Optus has sought a Federal Court ruling preventing AFL chief Andrew Demetriou from claiming the telco's TV Now recording service is a form of "stealing".
The carrier sought an interlocutory injunction this week against the sporting boss over claims made in a Herald Sun article published on Sunday, in which Demetriou told consumers to stop subscribing to the telco.
"The thought of Optus deciding to lift our content and not pay for it, and pretend and purport to be doing it for the consumer, is a complete disgrace," Demetriou told the Herald Sun.
"They are not paying for it; they are lifting it. It is akin to stealing and all it will do is that if sports can't rely on that revenue, they will slug the consumers."
In an interlocutory application filed on Tuesday - two days after the comments were published - Optus sought leave from Justice Richard Edmonds to file proceedings against Demetriou.

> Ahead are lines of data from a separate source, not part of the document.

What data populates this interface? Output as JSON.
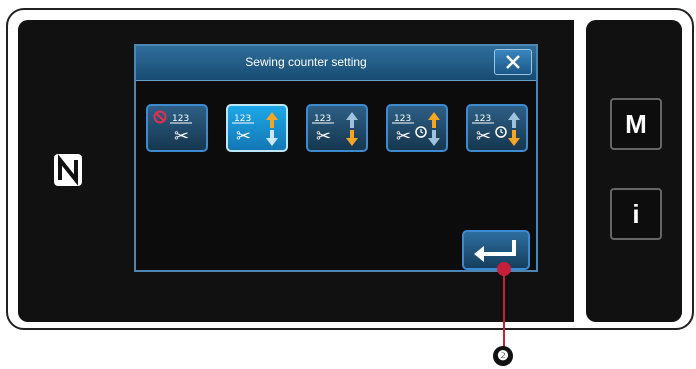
{
  "dialog": {
    "title": "Sewing counter setting",
    "close_icon": "close-icon",
    "options": [
      {
        "id": "counter-off",
        "icon": "no-counter-thread-trim-icon",
        "selected": false
      },
      {
        "id": "up-counter",
        "icon": "up-counter-thread-trim-icon",
        "selected": true
      },
      {
        "id": "down-counter",
        "icon": "down-counter-thread-trim-icon",
        "selected": false
      },
      {
        "id": "up-counter-time",
        "icon": "up-counter-time-icon",
        "selected": false
      },
      {
        "id": "down-counter-time",
        "icon": "down-counter-time-icon",
        "selected": false
      }
    ],
    "enter_icon": "enter-icon"
  },
  "side_panel": {
    "mode_label": "M",
    "info_label": "i"
  },
  "nfc_icon": "nfc-icon",
  "callout": {
    "number": "❷"
  },
  "colors": {
    "accent": "#3d8ad0",
    "selected": "#1ea8e8",
    "arrow_up_active": "#f5a623",
    "callout": "#c51f3a"
  }
}
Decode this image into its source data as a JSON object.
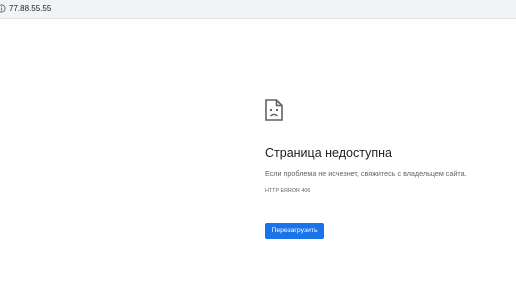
{
  "address_bar": {
    "url": "77.88.55.55",
    "info_icon": "info-icon"
  },
  "error_page": {
    "icon": "sad-page-icon",
    "title": "Страница недоступна",
    "message": "Если проблема не исчезнет, свяжитесь с владельцем сайта.",
    "error_code": "HTTP ERROR 406",
    "reload_label": "Перезагрузить",
    "accent_color": "#1a73e8"
  }
}
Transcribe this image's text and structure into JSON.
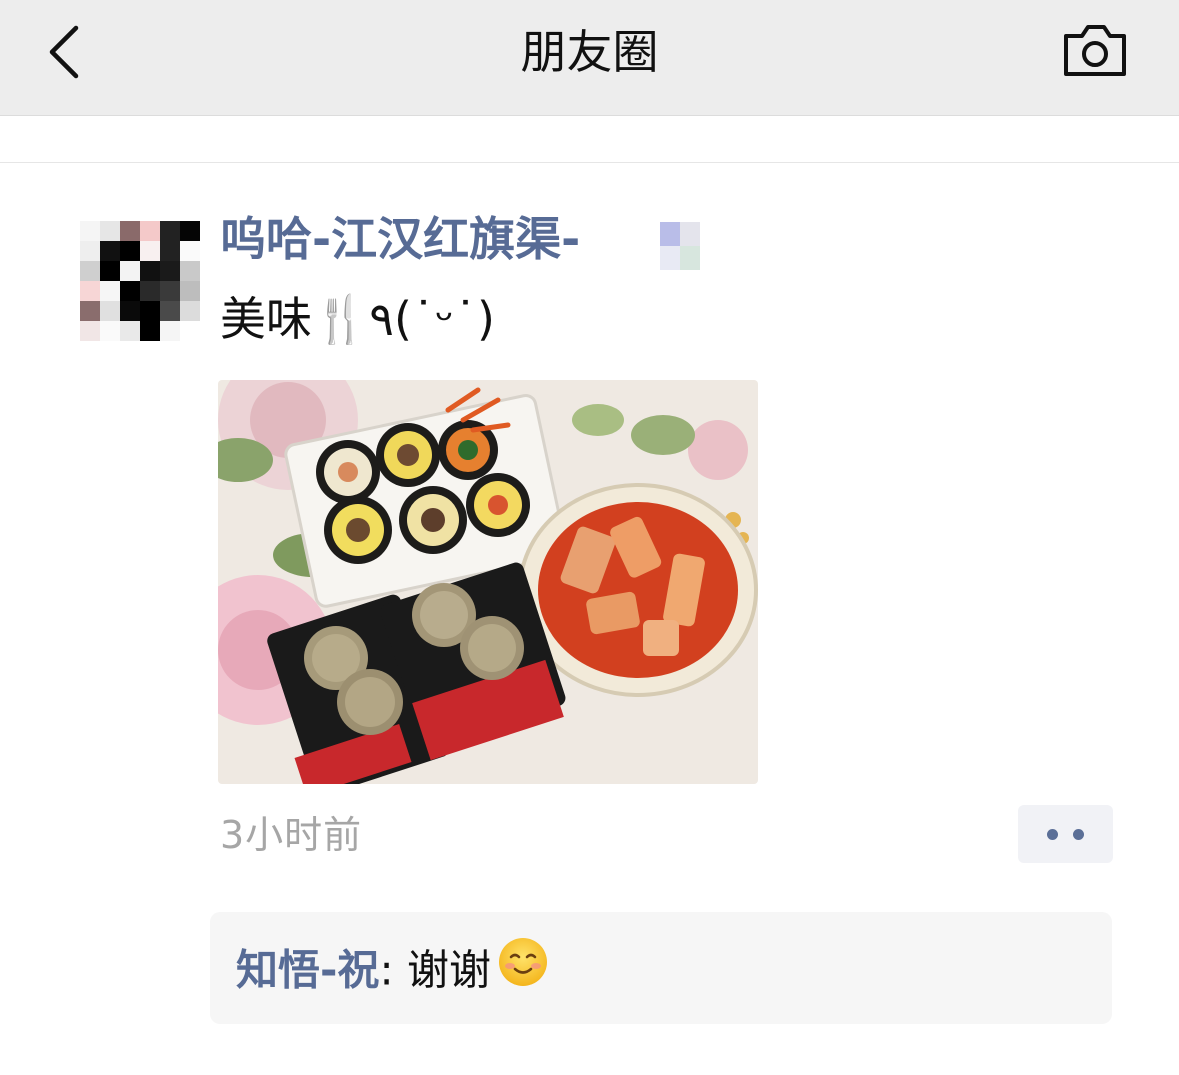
{
  "nav": {
    "title": "朋友圈",
    "back_icon": "chevron-left-icon",
    "camera_icon": "camera-icon"
  },
  "post": {
    "author": "呜哈-江汉红旗渠-",
    "text": "美味🍴٩(˙ᵕ˙)",
    "time": "3小时前",
    "more_icon": "more-dots-icon"
  },
  "comments": [
    {
      "author": "知悟-祝",
      "separator": ": ",
      "text": "谢谢",
      "emoji_icon": "smiling-face-icon"
    }
  ],
  "colors": {
    "link": "#576b95",
    "navbar_bg": "#ededed",
    "comment_bg": "#f6f6f6",
    "timestamp": "#a6a6a6"
  }
}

"Optus believes the recent statements made by Mr Demetriou in the Herald Sun are misleading and deceptive in relation to stealing and lifting content," Optus corporate affairs manager Clare Gill said.
"We are disappointed to see the AFL continue this line and as a result Optus is taking the relevant legal action to defend our name."
Justice Edmonds is set to hear the interlocutory application on Thursday afternoon.
Optus had filed a document detailing the "genuine steps" taken between the article's publication and the application's filing but this had been kept from public viewing at time of writing.
This week's case is the latest bout in an ongoing match between the number two telco against sporting codes AFL, NRL and rival Telsra over the legality of the recording service, which jeopardises exclusive internet broadcast rights contracts.
The court held this month that the service fell into the same slot as "time-shifting" provisions afford to consumers who use a VCR or personal video recorder to watch a TV broadcast after the fact.
The sporting codes and Telstra have appealed the decision, with a full bench of the Federal Court to hear the arguments over two days in March.